Thursday, Rosh Chodesh Tammuz, (June 30) eleven o'clock in the morning, a guard entered the Rebbe's cell and commanded him to stand. The guards spoke Russian, but it was the Rebbe's decision to respond to them in Yiddish, and he replied that he would not stand.

Prison procedure required that the prisoners stand whenever they received any kind of information. This was to demonstrate that the prisoner was subject to the authority of his captors; it was for this very reason that the Rebbe refused to stand.

It seems that one of the guards was a Jew who understood the Rebbe's Yiddish reply. To the Rebbe's answer, the guards responded in Russian, "If you will not obey, we will beat you." The Rebbe responded with a non-committal "Nu..." The guards beat him harshly and departed.

Later another group of guards entered the cell, with Lulav among them.

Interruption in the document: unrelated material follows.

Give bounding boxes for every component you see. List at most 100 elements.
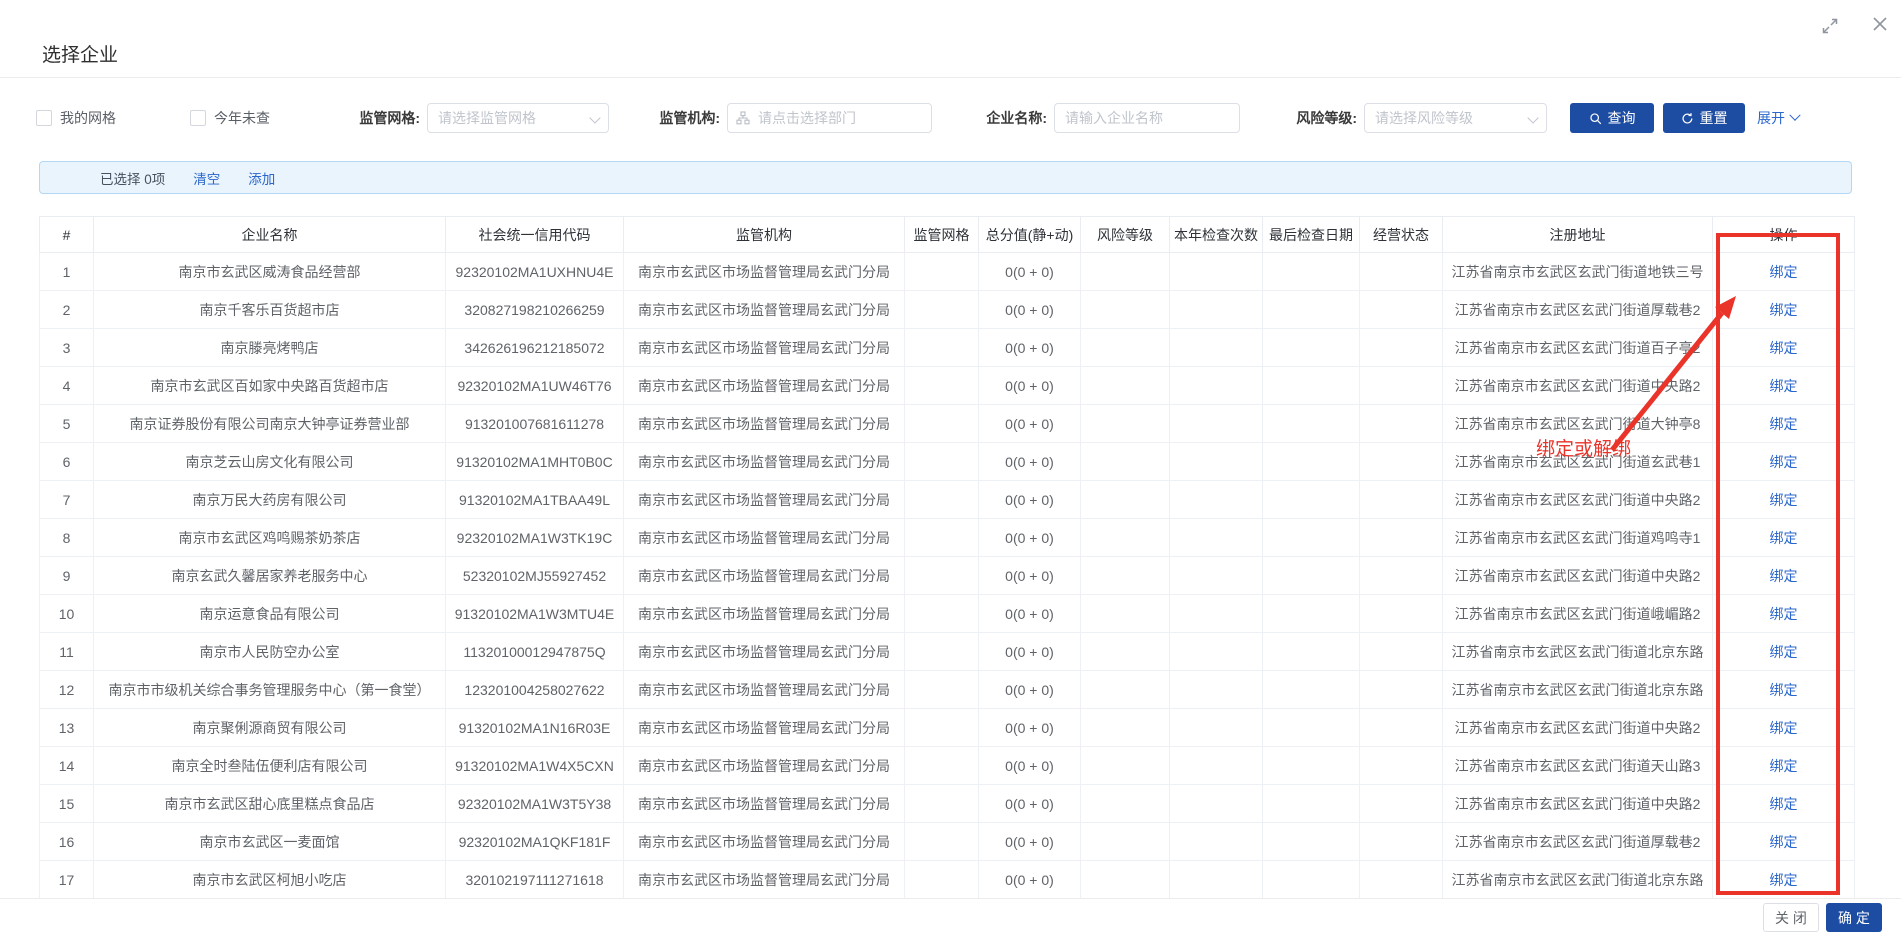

"Rebbe," Lulav said, "why this strange conduct with them? Why are you so stubborn? They have come to inform you that your sentence has been lightened; therefore, if you are told to stand, then do so!"

The Rebbe remained totally unresponsive. Lulav asked, "Should they beat you?" Again the Rebbe did not answer.

Once again the guards began to pummel the Rebbe and then left. One of them struck him under the chin, and the Rebbe suffered pain from this blow for years afterwards. A group of guards came to the cell for the third time; among them was a Jew named Kavelov. They instructed the Rebbe to stand, and he again refused. Kavelov began to beat him, but to no avail.

Kavelov, infuriated, cried out in Russian, "We shall teach you!"

The Rebbe replied in Yiddish, "We shall see who will teach whom."

After a while some guards came to the cell and told the Rebbe to proceed to the office. There he was informed that his sentence had been reduced, as Lulav had mentioned. He was to be freed from prison and sent for three years exile to the city of Kastroma.

As the Rebbe approached the table, he observed the documents of his case lying there. He noticed that the first line had been crossed out, nullifying the original death sentence. The next line stated that the Rebbe should be sent away to prison for ten years to Solovaki; next to it was written, Nyet! ("no!) On the last line was written: "Three years Kastroma."

When the Rebbe was told he was being sent to Kastroma for a three-year term, he was asked at the same time which class train accommodations he desired, and he answered, Mezhdunarodni -- international — the top class reserved for high government officials and affluent businessmen. He was asked if he was capable of paying the high price, and the Rebbe replied that if the money confiscated from his bureau at the time of his arrest was inadequate, he would instruct the members of his household to pay the remainder.

It was Thursday; the Rebbe asked when the train would arrive in Kastroma, and he was told on Shabbat. The Rebbe declared that he would not travel on Shabbat under any circumstances, so he remained in Spalerka over Shabbat.